Delivering culturally safe care for all is also threatened by proposed revisions to the Pae Ora (Healthy Futures) Act 2022. Along with the petty revision of the title to Healthy Futures (Pae Ora), it will remove Te Tiriti o Waitangi commitments and protections, and Māori health targets. The Bill also mandates the removal of requirements for Public Health Advisory Committees to have knowledge of and experience and expertise in population health, health equity, Te Tiriti o Waitangi, epidemiology, health surveillance, health promotion, health protection, or preventative health. Other amendments remove ethnicity-based eligibility criteria for funded services.

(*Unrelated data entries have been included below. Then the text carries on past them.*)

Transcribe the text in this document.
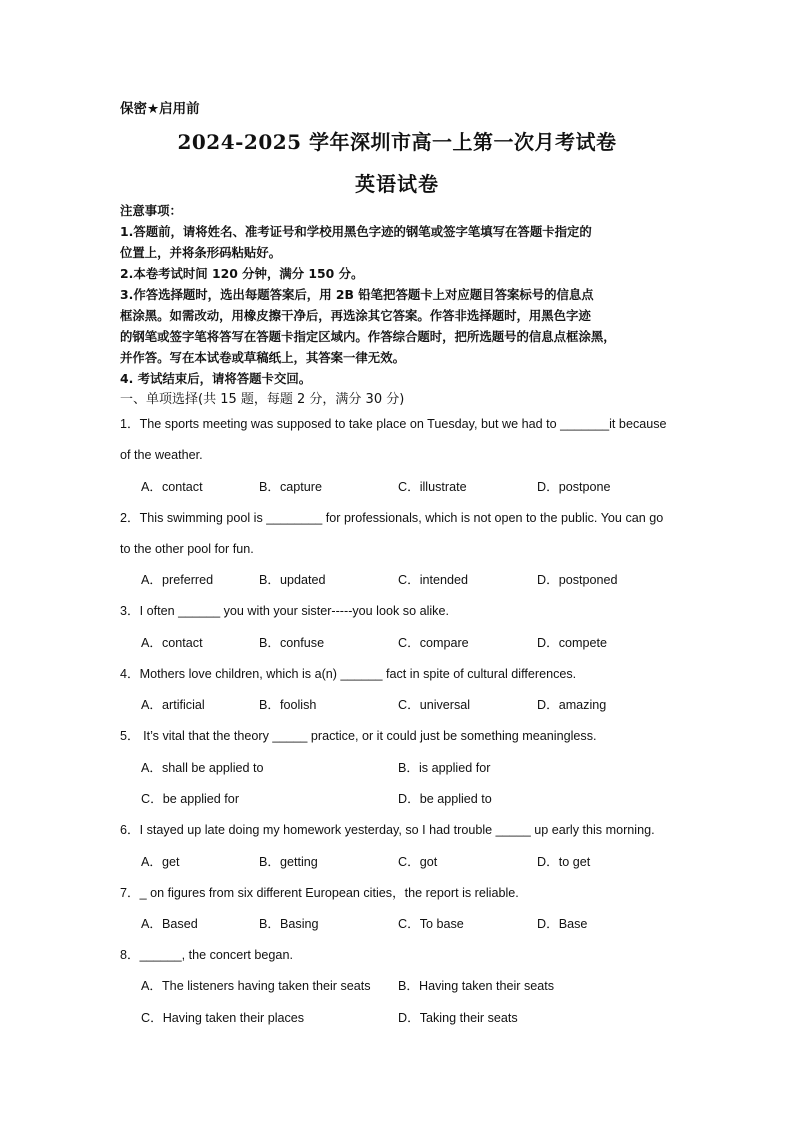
保密★启用前
2024-2025 学年深圳市高一上第一次月考试卷
英语试卷
注意事项：
1.答题前，请将姓名、准考证号和学校用黑色字迹的钢笔或签字笔填写在答题卡指定的
位置上，并将条形码粘贴好。
2.本卷考试时间 120 分钟，满分 150 分。
3.作答选择题时，选出每题答案后，用 2B 铅笔把答题卡上对应题目答案标号的信息点
框涂黑。如需改动，用橡皮擦干净后，再选涂其它答案。作答非选择题时，用黑色字迹
的钢笔或签字笔将答写在答题卡指定区域内。作答综合题时，把所选题号的信息点框涂黑，
并作答。写在本试卷或草稿纸上，其答案一律无效。
4. 考试结束后，请将答题卡交回。
一、单项选择(共 15 题，每题 2 分，满分 30 分)
1．The sports meeting was supposed to take place on Tuesday, but we had to _______it because
of the weather.
A．contact	B．capture	C．illustrate	D．postpone
2．This swimming pool is ________ for professionals, which is not open to the public. You can go
to the other pool for fun.
A．preferred	B．updated	C．intended	D．postponed
3．I often ______ you with your sister-----you look so alike.
A．contact	B．confuse	C．compare	D．compete
4．Mothers love children, which is a(n) ______ fact in spite of cultural differences.
A．artificial	B．foolish	C．universal	D．amazing
5． It’s vital that the theory _____ practice, or it could just be something meaningless.
A．shall be applied to	B．is applied for
C．be applied for	D．be applied to
6．I stayed up late doing my homework yesterday, so I had trouble _____ up early this morning.
A．get	B．getting	C．got	D．to get
7．_ on figures from six different European cities，the report is reliable.
A．Based	B．Basing	C．To base	D．Base
8．______, the concert began.
A．The listeners having taken their seats B．Having taken their seats
C．Having taken their places	D．Taking their seats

Safe, cost-effective care in all health service settings depends on safe staffing levels. Due to an unacknowledged workforce hiring freeze, workforce burnout, the effects of underfunding, the destruction of pay equity pathways, and differential nursing pay rates across sectors, staffing is rarely adequate. Poor staffing in itself creates high levels of attrition through moral distress and exhaustion. The recent failures to employ more than half of new nurse graduates will increase the flow of nurses out of the country. Many remaining new graduates will also only be employed on less attractive part-time contracts.
Along with the petty revision of the title to Healthy Futures (Pae Ora), it will remove Te Tiriti o Waitangi commitments and protections, and Māori health targets.
All of this is deeply ironic in a situation where the Government is myopically focused on cost-saving. Poor staffing and culturally unsafe care directly influence costly failures (short- and long-term) not to mention the associated distress and suffering. Overt and covert plans to privatise the health service will further spread a thin workforce over multiple environments and again disadvantage those who most need care, engendering long-term escalation of costs in health, education and justice.

Lester Levy, chair of Health NZ/Te Whatu Ora, noted in a recent editorial in the New Zealand Medical Journal that “Every operational choice – from workforce planning to service redesign – must be viewed through the lens of patient benefit”. We concur and would extend benefit to also include community benefit. But we are left wondering if safe staffing and equity of outcomes will be core features of future planning.
— Jenny Carryer is a professor of nursing at Massey University, Andrew Jull is a professor in the school of nursing at the University of Auckland; Professor Nicolette Sheridan is director of the centre for nursing and health research at Massey University.